MARRIAGE EARNING PARITY REVEALS HAPPINESS GAP FOR MOTHERS
The “marriage rate,” the number of new marriages per 1,000 unmarried women, was 76.5 in 1970. It fell to 28.0 in 2021.
In the mid-1960s, an overwhelming majority of young adults (ages 21 through 36) were married or had been married. Before the pandemic, that number had dropped below 50%. The pandemic pause on marriages created a bit of a makeup-bump in 2022 and 2023, but with that bump waning, the prospect looks bad for the wedding industry.

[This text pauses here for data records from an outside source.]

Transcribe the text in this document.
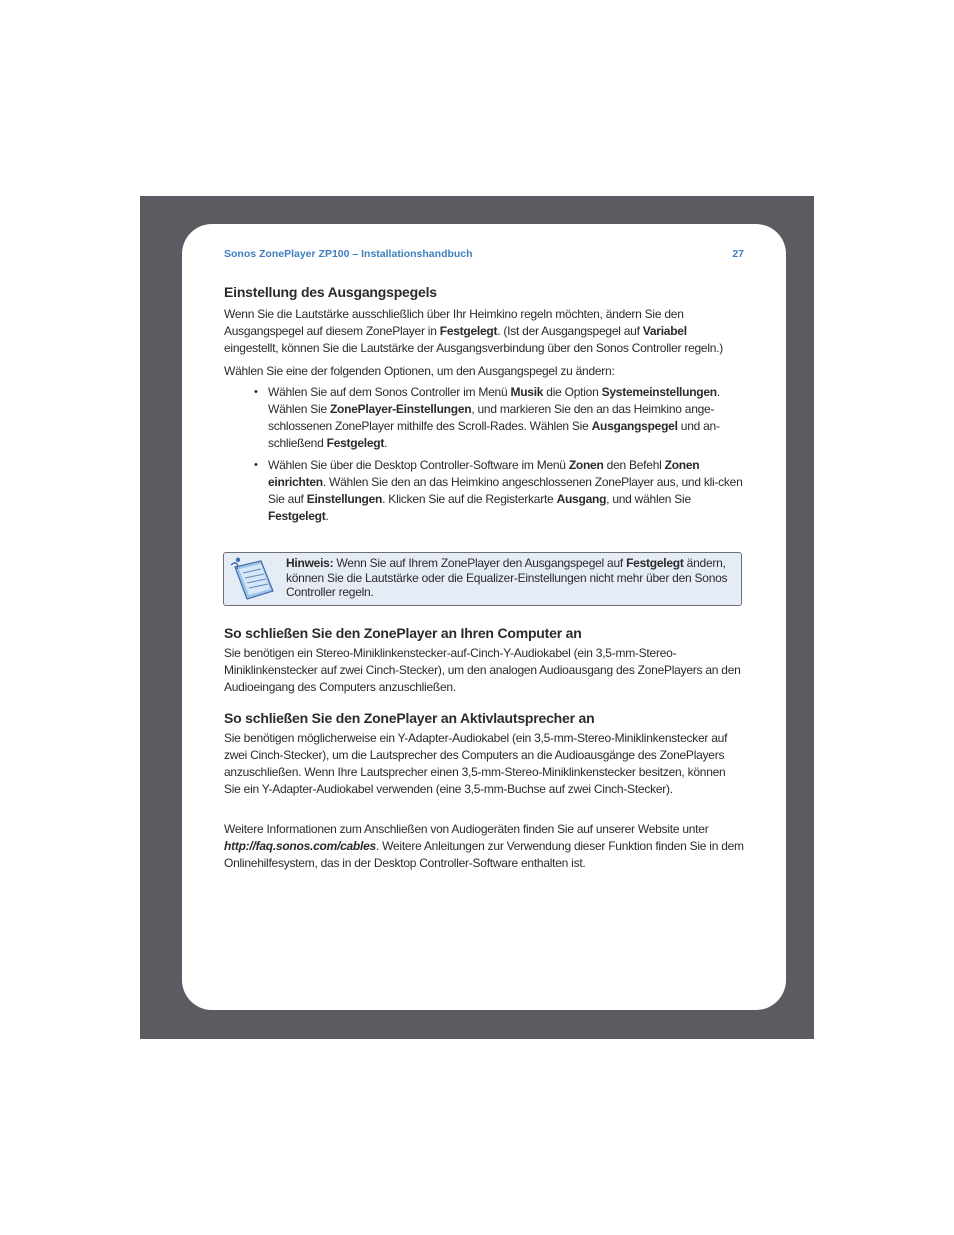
Sonos ZonePlayer ZP100 – Installationshandbuch	27
Einstellung des Ausgangspegels

Wenn Sie die Lautstärke ausschließlich über Ihr Heimkino regeln möchten, ändern Sie den Ausgangspegel auf diesem ZonePlayer in Festgelegt. (Ist der Ausgangspegel auf Variabel eingestellt, können Sie die Lautstärke der Ausgangsverbindung über den Sonos Controller regeln.)

Wählen Sie eine der folgenden Optionen, um den Ausgangspegel zu ändern:

• Wählen Sie auf dem Sonos Controller im Menü Musik die Option Systemeinstellungen. Wählen Sie ZonePlayer-Einstellungen, und markieren Sie den an das Heimkino ange-schlossenen ZonePlayer mithilfe des Scroll-Rades. Wählen Sie Ausgangspegel und an-schließend Festgelegt.
• Wählen Sie über die Desktop Controller-Software im Menü Zonen den Befehl Zonen einrichten. Wählen Sie den an das Heimkino angeschlossenen ZonePlayer aus, und kli-cken Sie auf Einstellungen. Klicken Sie auf die Registerkarte Ausgang, und wählen Sie Festgelegt.
Hinweis: Wenn Sie auf Ihrem ZonePlayer den Ausgangspegel auf Festgelegt ändern, können Sie die Lautstärke oder die Equalizer-Einstellungen nicht mehr über den Sonos Controller regeln.
So schließen Sie den ZonePlayer an Ihren Computer an

Sie benötigen ein Stereo-Miniklinkenstecker-auf-Cinch-Y-Audiokabel (ein 3,5-mm-Stereo-Miniklinkenstecker auf zwei Cinch-Stecker), um den analogen Audioausgang des ZonePlayers an den Audioeingang des Computers anzuschließen.

So schließen Sie den ZonePlayer an Aktivlautsprecher an

Sie benötigen möglicherweise ein Y-Adapter-Audiokabel (ein 3,5-mm-Stereo-Miniklinkenstecker auf zwei Cinch-Stecker), um die Lautsprecher des Computers an die Audioausgänge des ZonePlayers anzuschließen. Wenn Ihre Lautsprecher einen 3,5-mm-Stereo-Miniklinkenstecker besitzen, können Sie ein Y-Adapter-Audiokabel verwenden (eine 3,5-mm-Buchse auf zwei Cinch-Stecker).

Weitere Informationen zum Anschließen von Audiogeräten finden Sie auf unserer Website unter http://faq.sonos.com/cables. Weitere Anleitungen zur Verwendung dieser Funktion finden Sie in dem Onlinehilfesystem, das in der Desktop Controller-Software enthalten ist.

Some of the problem surely rests with the existence of a “wedding industry,” which tricks young couples into thinking they need to shell out tens of thousands of dollars for a single party. But David’s is hardly an offender there. Its gowns are on the affordable side.
David’s is struggling because marriage is falling out of fashion.
Some of this is merely the shift of marriage to later in life, but much of it is simply less marriage — and less of the stuff that leads to marriage. You see, it’s not merely lifelong matrimony that’s on the decline. It’s all sorts of partnering.
“Unpartnered” is the word that the Pew Research Center uses for those who do not live with a spouse, a girlfriend, or a boyfriend. The numbers show the ranks of the unpartnered increasing 31% from 1990 to 2019.
People are dating less and have significantly less sex these days than they did a generation ago, as Kate Julian reported a few years back in an Atlantic magazine feature on the “sex recession.” So post-marriage America is not just a story of less ceremony and less lifelong commitment. It’s one of less connection and less love — and fewer white dresses, too.